Sie ist tatsächlich immer noch die Prinzessingemahlin!

Kaiserin Nalan öffnete ihren Mund, wenn auch widerwillig, konnte sie nur wahrheitsgemäß antworten: „Noch nicht!“

Der junge Eunuch verstand sofort. Unter Mu Qinghans eisigem Blick kniete er sich unverzüglich nieder und sagte: „Eure Hoheit, Prinzessin, seid großmütig. Bitte verzeiht meine Unhöflichkeit!“

Der kleine Eunuch hätte nie gedacht, dass eine einfache Prinzessin, die im Sterben lag, über solche Weisheit und Ausstrahlung verfügen könnte!

Doch er war sich sicher, dass Mu Qinghan es nicht wagen würde, ihm etwas anzutun. Er war der Liebling der Kaiserin, und diese kleine Prinzessin würde es nicht wagen, ihn zu bestrafen.

Wenn es sich um eine gewöhnliche Person handeln würde, würde sie das natürlich nicht wagen, aber sie ist – Mu Qinghan!

„Wer den Herrn beleidigt, muss dreißig Stockhiebe hinnehmen, nicht wahr?“ Mu Qinghans Blick wanderte leicht umher, sein fragender Blick fiel auf Kaiserin Nalan.

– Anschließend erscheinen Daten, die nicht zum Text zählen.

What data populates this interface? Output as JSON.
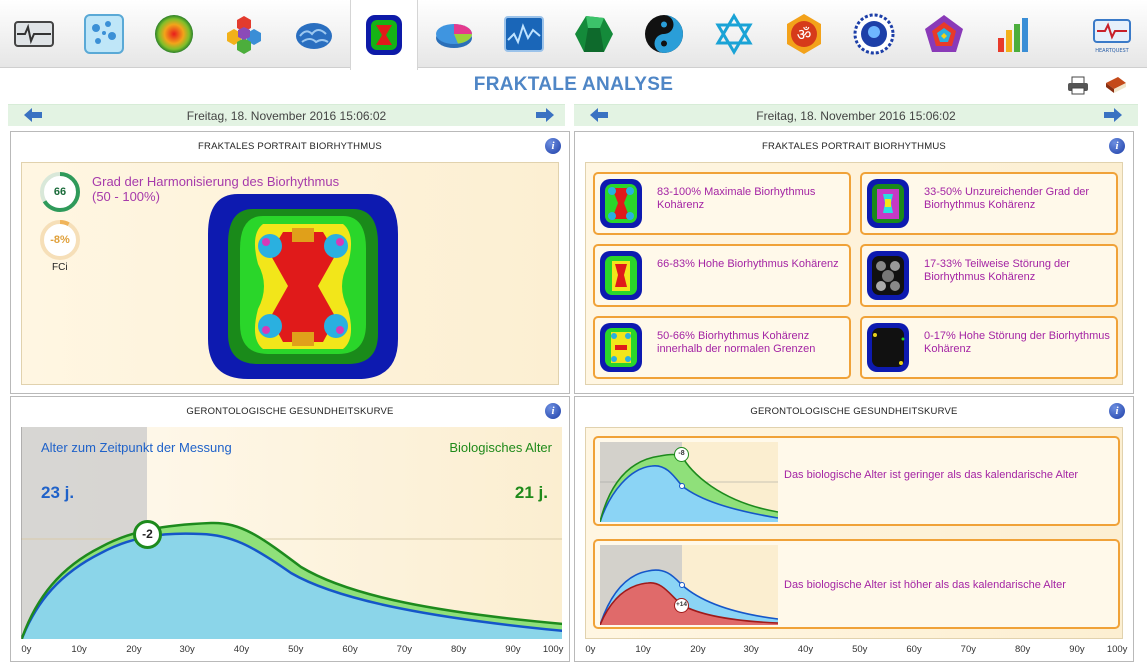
{
  "toolbar": {
    "items": [
      {
        "name": "ecg-monitor-icon"
      },
      {
        "name": "cell-analysis-icon"
      },
      {
        "name": "heat-sphere-icon"
      },
      {
        "name": "hexagon-cluster-icon"
      },
      {
        "name": "brain-icon"
      },
      {
        "name": "fractal-icon"
      },
      {
        "name": "pie-chart-icon"
      },
      {
        "name": "wave-monitor-icon"
      },
      {
        "name": "emerald-icon"
      },
      {
        "name": "yin-yang-icon"
      },
      {
        "name": "star-of-david-icon"
      },
      {
        "name": "om-icon"
      },
      {
        "name": "head-profile-icon"
      },
      {
        "name": "pentagon-diagram-icon"
      },
      {
        "name": "bar-graph-icon"
      }
    ],
    "active_index": 5,
    "logo_text": "HEARTQUEST"
  },
  "page": {
    "title": "FRAKTALE ANALYSE",
    "left_date": "Freitag, 18. November 2016 15:06:02",
    "right_date": "Freitag, 18. November 2016 15:06:02"
  },
  "panels": {
    "portrait_left": {
      "title": "FRAKTALES PORTRAIT BIORHYTHMUS",
      "info": "i",
      "harmonization_line1": "Grad der Harmonisierung des Biorhythmus",
      "harmonization_line2": "(50 - 100%)",
      "score": "66",
      "fci_value": "-8%",
      "fci_label": "FCi"
    },
    "portrait_right": {
      "title": "FRAKTALES PORTRAIT BIORHYTHMUS",
      "info": "i",
      "legend": [
        {
          "label": "83-100% Maximale Biorhythmus Kohärenz"
        },
        {
          "label": "33-50% Unzureichender Grad der Biorhythmus Kohärenz"
        },
        {
          "label": "66-83% Hohe Biorhythmus Kohärenz"
        },
        {
          "label": "17-33% Teilweise Störung der Biorhythmus Kohärenz"
        },
        {
          "label": "50-66% Biorhythmus Kohärenz innerhalb der normalen Grenzen"
        },
        {
          "label": "0-17% Hohe Störung der Biorhythmus Kohärenz"
        }
      ]
    },
    "curve_left": {
      "title": "GERONTOLOGISCHE GESUNDHEITSKURVE",
      "info": "i",
      "calendar_label": "Alter zum Zeitpunkt der Messung",
      "bio_label": "Biologisches Alter",
      "calendar_age": "23 j.",
      "bio_age": "21 j.",
      "difference": "-2"
    },
    "curve_right": {
      "title": "GERONTOLOGISCHE GESUNDHEITSKURVE",
      "info": "i",
      "example_lower": "Das biologische Alter ist geringer als das kalendarische Alter",
      "example_lower_badge": "-8",
      "example_higher": "Das biologische Alter ist höher als das kalendarische Alter",
      "example_higher_badge": "+14"
    }
  },
  "axis_ticks": [
    "0y",
    "10y",
    "20y",
    "30y",
    "40y",
    "50y",
    "60y",
    "70y",
    "80y",
    "90y",
    "100y"
  ],
  "colors": {
    "accent": "#4f86c6",
    "legend_text": "#a424a4",
    "calendar_blue": "#1f62c9",
    "bio_green": "#1f8a1a",
    "box_border": "#f0a238"
  }
}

Kaiserin Nalan, deren Gesicht makellos erhalten war, veränderte leicht ihren Gesichtsausdruck und antwortete mit einem anmutigen Lächeln hilflos: „Das ist völlig verständlich!“

Sobald die vier Worte ausgesprochen waren, wurde der kleine Eunuch sofort zu Boden gestoßen, und nach einer Weile ertönten Schreie der Qual von draußen vor der Tür.

Die Frau, die den Schrei verursacht hatte, hatte einen kalten Gesichtsausdruck.

Mu Qinghan wollte allen klarmachen, dass sie, Mu Qinghan, sich nicht so leicht unterkriegen ließ!

Kaiserin Nalan war sich ihrer Verbrechen noch nicht bewusst, doch Mu Qinghan hatte bereits eine solche Machtdemonstration erfahren, was ihren Zorn nur noch verstärkte.

Diese bloße Prinzessin wagt es, sie so rücksichtslos zu behandeln und ihr Volk so offen anzugreifen!

Selbst wenn sie ursprünglich die Absicht gehabt haben sollte, Mu Qinghans Leben zu schonen, hatten ihre Handlungen längst jeden Gedanken daran zunichtegemacht.